Олег достал сигареты, покрутил их в руке, но курить не стал. Для этого ему пришлось бы открыть окно, а на улице по-прежнему было слишком холодно. Мы буквально утонули в снегу, окруженные метелью со всех сторон. Крупные хлопья монотонно и методично укрывали машину белоснежной пеленой. Мы сидели в кромешной тишине: жаль, что зима не умеет говорить.
Бывают моменты в жизни, когда хочется нажать кнопку «Стоп», и это не всегда счастливые минуты.
Скорее наоборот — это миг боли, когда наружу выплывают воспоминания, от которых ты уже столько лет пытаешься избавиться. Почему мы помним их с особой тщательностью? Почему плесень боли оседает на сердце с особой силой? Наверное, привязанность к страданиям делает нас человечными: без них непонятно, жива ли еще душа.
Сейчас был именно такой момент.
Подумать только: если беседовать с незнакомыми людьми, выясняется, что большинство из них — интересные. Хоть и с виду — вязаная шапочка, старые перчатки без пальцев.
— Получается, что Марина вызвала тогда милицию?
— Да. Я был взбешен. Если бы я в тот момент кого-то укусил, ему бы делали прививки от бешенства. Я был готов крушить все на своем
пути, но вокруг были только решетки и голые стены. У меня было до черта много времени подумать, и именно тогда мне в голову впервые пришла мысль о справедливости и чести. Я раньше даже не задумывался о том, что такое вообще существует.
— Тебе стало стыдно за свое прошлое?
— Нет. Как тебе объяснить это? — Олег постучал кулаком по коленке и напрягся. — В тюрьме не может быть стыдно. Это место учит тебя ненавидеть людей. Молча, в душе, но по-настоящему, до боли в пятках.
— Кого ты ненавидел больше всего?
— Этого рыжего котенка. Я мечтал о том, как выйду на свободу, найду ее и проучу.
— Ты серьезно?
— Абсолютно. Я ж ее защитить хотел. А это была тюрьма, Тамрико. Там живут убийцы, воры, налетчики, насильники. Одни гондоны, в общем. Они плюют тебе в еду, бьют тебя стулом по спине, испражняются на тебя, пока ты спишь. И ты отвечаешь им тем же. Каждый день одно и то же дерьмо. За два года я пропитался ненавистью, как килька маслом. О каком стыде ты говоришь? Ни одна светлая мысль даже не проскальзывает в тюрьме. Там нет добрых или совестливых людей. Там очень воняет и на квадратный метр такая концентрация мудаков, что становится тошно. Сгустки негатива такие в воздухе, что хоть топор вешай.

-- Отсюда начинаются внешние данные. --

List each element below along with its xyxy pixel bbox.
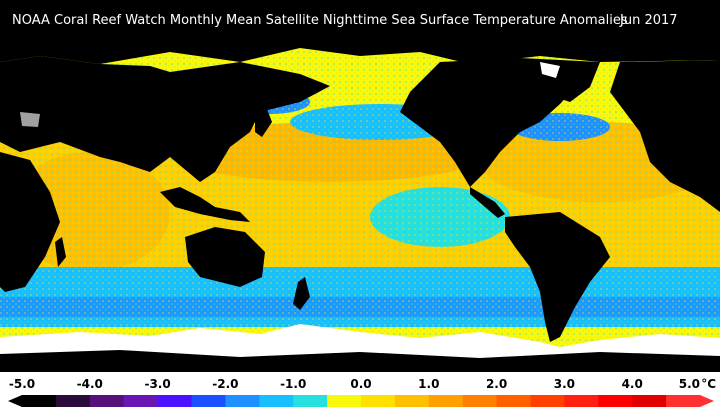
europe-africa-landmass-east	[610, 60, 720, 212]
sst-map-svg	[0, 42, 720, 372]
colorbar-tick-label: -3.0	[144, 377, 170, 391]
colorbar-min-arrow	[8, 395, 22, 407]
colorbar-swatch	[496, 395, 531, 407]
colorbar-swatch	[361, 395, 396, 407]
arctic-land	[0, 42, 720, 64]
antarctica-landmass	[0, 350, 720, 372]
colorbar-tick-label: -2.0	[212, 377, 238, 391]
japan-landmass	[255, 104, 272, 137]
inland-ice-patch	[20, 112, 40, 127]
map-date: Jun 2017	[620, 13, 678, 28]
colorbar-tick-label: -4.0	[77, 377, 103, 391]
map-title: NOAA Coral Reef Watch Monthly Mean Satel…	[12, 13, 628, 28]
colorbar-swatch	[564, 395, 599, 407]
colorbar-unit-label: °C	[701, 377, 716, 391]
colorbar-tick-label: 0.0	[350, 377, 371, 391]
colorbar-svg: -5.0 -4.0 -3.0 -2.0 -1.0 0.0 1.0 2.0 3.0 4.0 5.0 °C	[8, 377, 716, 407]
arctic-ice-patch	[540, 62, 560, 78]
greenland-landmass	[520, 58, 600, 102]
colorbar-tick-label: 3.0	[554, 377, 575, 391]
central-america-landmass	[470, 187, 505, 218]
colorbar-swatch	[530, 395, 565, 407]
colorbar-swatch	[327, 395, 362, 407]
colorbar-swatch	[22, 395, 57, 407]
colorbar-tick-label: -5.0	[9, 377, 35, 391]
colorbar-tick-label: 2.0	[486, 377, 507, 391]
colorbar-max-arrow	[700, 395, 714, 407]
australia-landmass	[185, 227, 265, 287]
colorbar-swatch	[293, 395, 328, 407]
colorbar-swatch	[191, 395, 226, 407]
map-title-bar: NOAA Coral Reef Watch Monthly Mean Satel…	[0, 0, 720, 42]
colorbar-swatch	[428, 395, 464, 407]
colorbar-tick-label: -1.0	[280, 377, 306, 391]
colorbar-swatch	[157, 395, 192, 407]
sst-anomaly-map	[0, 42, 720, 372]
colorbar-legend: -5.0 -4.0 -3.0 -2.0 -1.0 0.0 1.0 2.0 3.0 4.0 5.0 °C	[0, 372, 720, 411]
madagascar-landmass	[55, 237, 66, 267]
eurasia-landmass	[0, 56, 330, 182]
colorbar-tick-label: 5.0	[679, 377, 700, 391]
colorbar-swatch	[632, 395, 667, 407]
colorbar-swatch	[259, 395, 294, 407]
colorbar-tick-label: 4.0	[622, 377, 643, 391]
africa-landmass	[0, 152, 60, 292]
colorbar-swatch	[89, 395, 125, 407]
colorbar-tick-label: 1.0	[418, 377, 439, 391]
colorbar-swatch	[394, 395, 430, 407]
indonesia-islands	[160, 187, 250, 222]
south-america-landmass	[505, 212, 610, 342]
colorbar-swatch	[123, 395, 159, 407]
new-zealand-landmass	[293, 277, 310, 310]
colorbar-swatch	[55, 395, 91, 407]
colorbar-swatch	[666, 395, 701, 407]
colorbar-swatch	[462, 395, 498, 407]
colorbar-swatch	[225, 395, 260, 407]
colorbar-swatch	[598, 395, 633, 407]
north-america-landmass	[400, 58, 580, 187]
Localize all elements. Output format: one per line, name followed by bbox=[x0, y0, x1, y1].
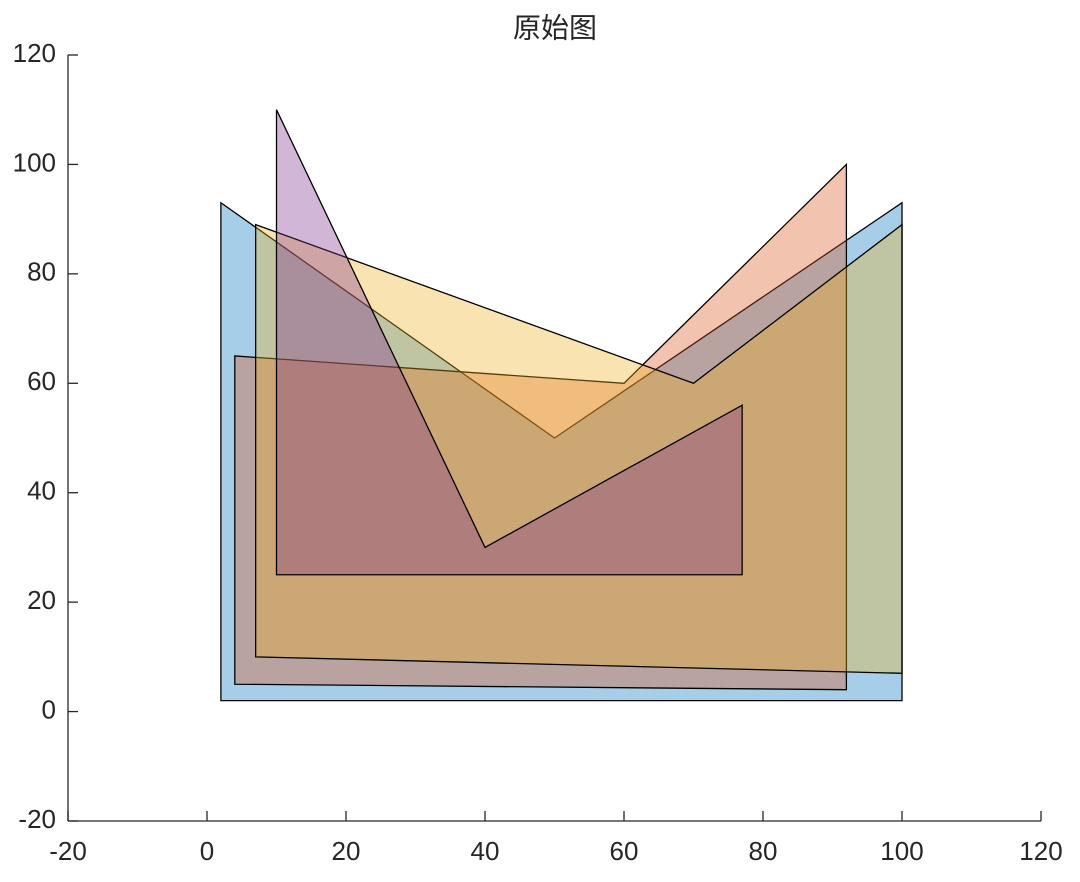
y-tick-label: 0 bbox=[42, 694, 56, 724]
x-tick-label: 60 bbox=[610, 836, 639, 866]
x-tick-label: -20 bbox=[49, 836, 87, 866]
x-tick-label: 20 bbox=[332, 836, 361, 866]
polygon bbox=[255, 223, 903, 674]
y-tick-label: 60 bbox=[27, 366, 56, 396]
polygon bbox=[275, 109, 743, 576]
y-tick-label: -20 bbox=[18, 804, 56, 834]
polygon bbox=[234, 162, 848, 691]
y-tick-label: 120 bbox=[13, 38, 56, 68]
y-tick-label: 20 bbox=[27, 585, 56, 615]
x-tick-label: 120 bbox=[1019, 836, 1062, 866]
chart-title: 原始图 bbox=[513, 12, 597, 43]
y-tick-label: 80 bbox=[27, 257, 56, 287]
x-tick-label: 100 bbox=[880, 836, 923, 866]
y-tick-label: 40 bbox=[27, 476, 56, 506]
x-tick-label: 0 bbox=[200, 836, 214, 866]
y-tick-label: 100 bbox=[13, 147, 56, 177]
x-tick-label: 80 bbox=[749, 836, 778, 866]
x-tick-label: 40 bbox=[471, 836, 500, 866]
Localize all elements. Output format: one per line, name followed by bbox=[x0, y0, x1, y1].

— А родители тебя навещали?
— Нет. Мамы тогда уже не было, а отец болел.
— А Катя в лосинах?
— Она приходила. Два раза. В первый раз сказала, что ее брат погиб: разбился на машине. Во второй раз — что беременна от кого-то и выходит замуж.
— Это, наверное, ужасно знать, что тебя никто не ждет?
— Нет — если ты тоже никого не ждешь.
Я не нашла, что ответить, ведь я всегда кого-то жду. Это у меня безусловный рефлекс, как глотать и дышать. Я жду прикосновений, жду встречи, жду утреннего секса и вечерних поцелуев… Быть может, это сильно старомодно и непрактично, но ведь и чувственно одновременно: в тоненьком кружеве, под теплым одеялом, запутавшись в длинных волосах и распаляющих мыслях, ты ждешь кого-то.
Как только я перестану ждать, я умру.
— Тебя не освободили досрочно?
— Какое там! — Олег взмахнул руками в воздухе. — В тюрьме я дрался еще похлеще прежнего. Но там это необходимо — нужно тратить куда- то свою злость. Тем более что секса у меня там не было. Ходили там некоторые парни, «опущенные», предлагали, но я сразу пресек это. Конечно, можно было договориться о женщине, но — всего два года, и я решил, что потерплю. Удовлетворял себя ночью на лежаке, и нормально. Жить можно.
— Я бы не смогла так жить.
Олег резко повернулся ко мне всем телом и неожиданно взял мои ладони в руки. Из-под черных митенок выглядывали большие коричневые пальцы со срезанными под самый корень ногтями.